Elles ont mis du temps à se coaguler. Neuf mois environ. Dès le début du quinquennat, les plus conscients – les plus expérimentés – des élus ralliés à Emmanuel Macron évoquèrent les difficultés qu’ils allaient rencontrer pour faire cohabiter 312 députés n’ayant aucune histoire commune.
Ils venaient de la « droite » molle et des gauches, appartenant les uns à la société civile, les autres à l’activité politique. Finalement, ils sont restés soudés pour voter tous les projets de lois proposés par l’exécutif. Cela n’a pas empêché la création de sous-groupes davantage en fonction des affinités, voire des postures qu’en raison de tendances idéologiques affirmées (sauf pour quelques-uns). Les observateurs ont pu distinguer quelques maigres sous-groupes (baptisés « pôles » pour viser plus large). Soit un sous-groupe « social » déjà considéré comme structuré, animé par Brigitte Bourguignon, député du Pas-de-Calais.

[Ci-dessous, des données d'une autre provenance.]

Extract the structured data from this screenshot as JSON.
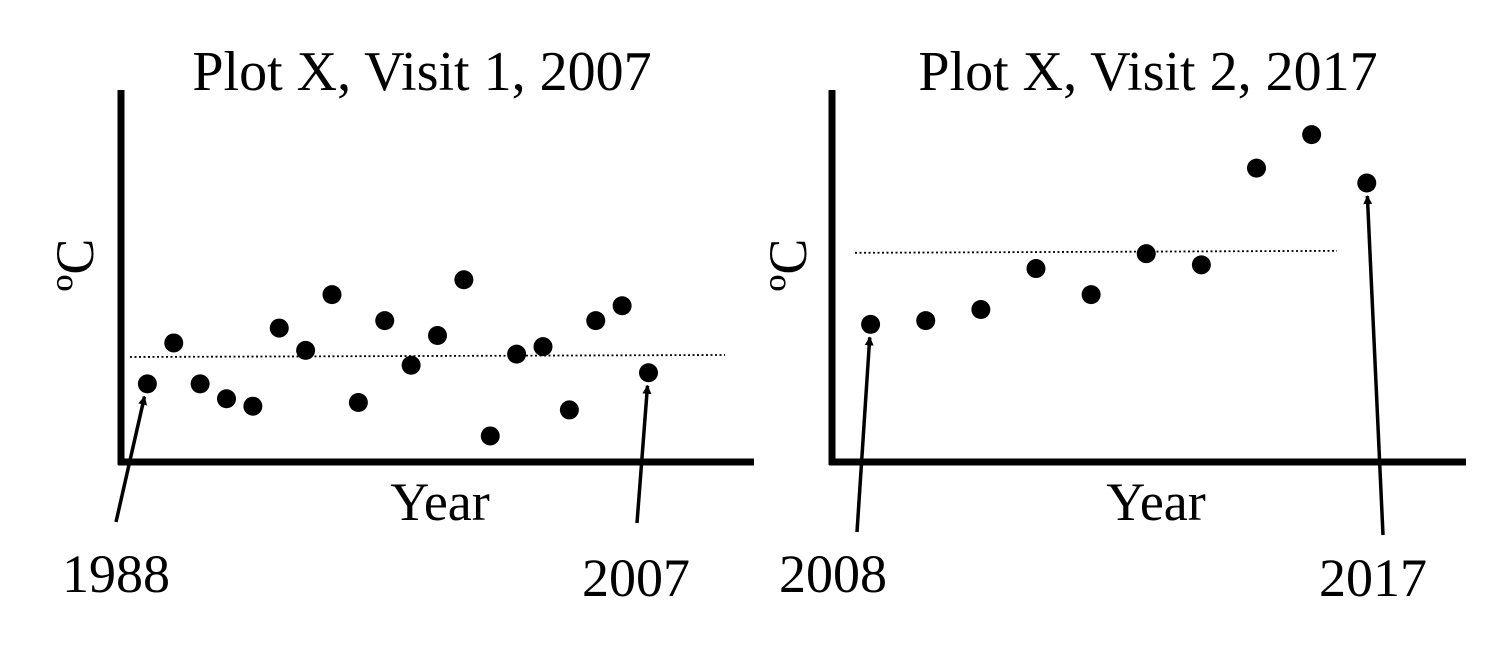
{
  "chart_data": [
    {
      "type": "scatter",
      "title": "Plot X, Visit 1, 2007",
      "xlabel": "Year",
      "ylabel": "ºC",
      "x": [
        1988,
        1989,
        1990,
        1991,
        1992,
        1993,
        1994,
        1995,
        1996,
        1997,
        1998,
        1999,
        2000,
        2001,
        2002,
        2003,
        2004,
        2005,
        2006,
        2007
      ],
      "y": [
        2.1,
        3.2,
        2.1,
        1.7,
        1.5,
        3.6,
        3.0,
        4.5,
        1.6,
        3.8,
        2.6,
        3.4,
        4.9,
        0.7,
        2.9,
        3.1,
        1.4,
        3.8,
        4.2,
        2.4
      ],
      "mean_line": 2.85,
      "xlim": [
        1987,
        2011
      ],
      "ylim": [
        0,
        10
      ],
      "annotations": [
        {
          "label": "1988",
          "x": 1988,
          "y": 2.1
        },
        {
          "label": "2007",
          "x": 2007,
          "y": 2.4
        }
      ]
    },
    {
      "type": "scatter",
      "title": "Plot X, Visit 2, 2017",
      "xlabel": "Year",
      "ylabel": "ºC",
      "x": [
        2008,
        2009,
        2010,
        2011,
        2012,
        2013,
        2014,
        2015,
        2016,
        2017
      ],
      "y": [
        3.7,
        3.8,
        4.1,
        5.2,
        4.5,
        5.6,
        5.3,
        7.9,
        8.8,
        7.5
      ],
      "mean_line": 5.65,
      "xlim": [
        2007.3,
        2018.8
      ],
      "ylim": [
        0,
        10
      ],
      "annotations": [
        {
          "label": "2008",
          "x": 2008,
          "y": 3.7
        },
        {
          "label": "2017",
          "x": 2017,
          "y": 7.5
        }
      ]
    }
  ]
}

Née en 1959, cette ancienne secrétaire médicale fut adjointe au maire de Boulogne-sur-Mer avant d’être élue député PS en 2012. Elle fut nommée présidente du Haut Conseil du travail social. Dans l’entre-deux tours de la dernière présidentielle, elle se rallia à Macron et obtint l’investiture. Elle fut réélue député et se présenta comme candidate à la présidence de l’Assemblée nationale face à François de Rugy qui emporta le poste. Mme Bourguignon fut élue présidente de la Commission des Affaires sociales de l’Assemblée nationale avec la bénédiction de Macron.

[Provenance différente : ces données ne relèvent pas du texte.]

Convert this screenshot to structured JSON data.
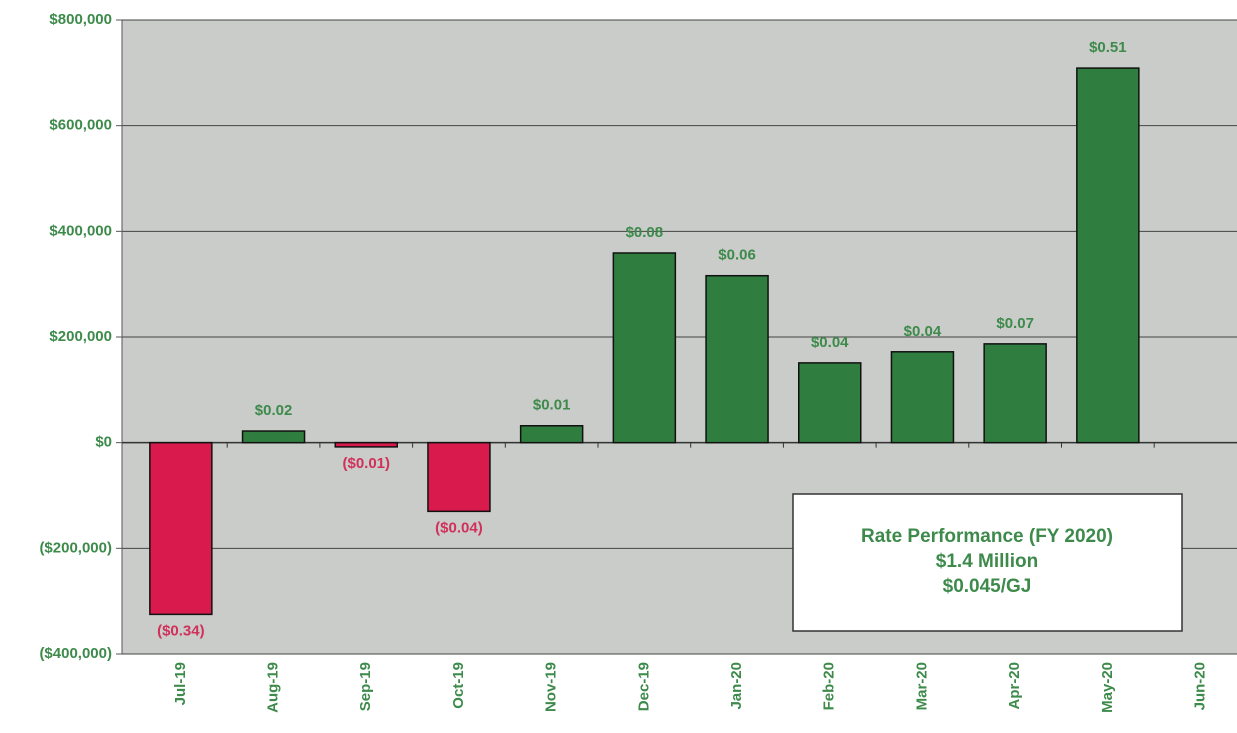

Toujours avec l’aval du jupitérien, elle a groupé autour d’elle trente-cinq élus de LREM pour représenter l’aile « sociale ». Selon leurs déclarations et choix de votes, ils entendent ouvertement représenter l’aile gauche de la majorité. Mme Bourguignon se revendique comme une « sociale-démocrate », issue « d’une gauche réformiste et humaniste »… (Le Monde, 15/01/2018).
Le « pôle social » se réunit à présent tous les mercredis pour repérer les textes sur lesquels ils peuvent « faire avancer leurs positions », donc se distinguer… Issus en gros des mêmes rangs, des députés ont commencé à faire un « pôle » écologiste ». Son responsable « visible » est le député des Bouches-du-Rhône, François-Michel Lambert, qui a été élu sous l’étiquette écologiste en 2012 puis, en 2017, sous celle de Macron. Une première réunion du « pôle » – cinq élus pour l’instant – s’est tenue à l’Assemblée en février. Ils entendent eux aussi « peser sur les politiques publiques par le prisme d’une écologie progressiste » (sic).
Pour l’instant, les responsables de ces sous-groupes jurent qu’ils ne visent en aucune façon à constituer un groupe de frondeurs comme on l’a déjà vu ailleurs. Néanmoins, ils envisagent de faire contrepoids à un sous-groupe informel de députés logés à la commission des Finances de l’Assemblée, très actifs lors de l’examen du budget et qui défendent les réformes libérales de Macron. Ont été cités : Amélie de Montchalin, LREM, député de l’Essonne, Olivia Grégoire, député de Paris, qui sont intervenues lors de la réforme de l’ISF. Donc M. Lambert et ses amis veulent contrer les mesures qu’ils jugent trop libérales, trop « de droite ».
Le président du groupe LREM, Richard Ferrand, critiqué par certains pour son laxisme (« Le groupe n’est pas tenu » lui ont lancé plusieurs élus), a mollement rappelé « l’unité dans l’action et dans le vote ». Les craintes de fragmentation du groupe majoritaire ont été confirmées sur des questions « sensibles ». Ainsi en janvier sur, la « politique migratoire de l’exécutif ». Les divergences sur le projet de loi « asile-immigration » ont brusquement été mises sous les projecteurs des media. On a pu voir comment une simple circulaire visant à recenser les immigrants a pu déclencher des vives critiques dans les rangs de la majorité. Notamment les remarques de Sonia Krimi, une franco-tunisienne élue dans la Manche. Gare aux prochaines émotions et crispations sur d’autres sujets. C’est le lot des mœurs démocratiques. Les changements de cap et de convictions sont intrinsèques aux fonctions électives comme aux ambitions personnelles.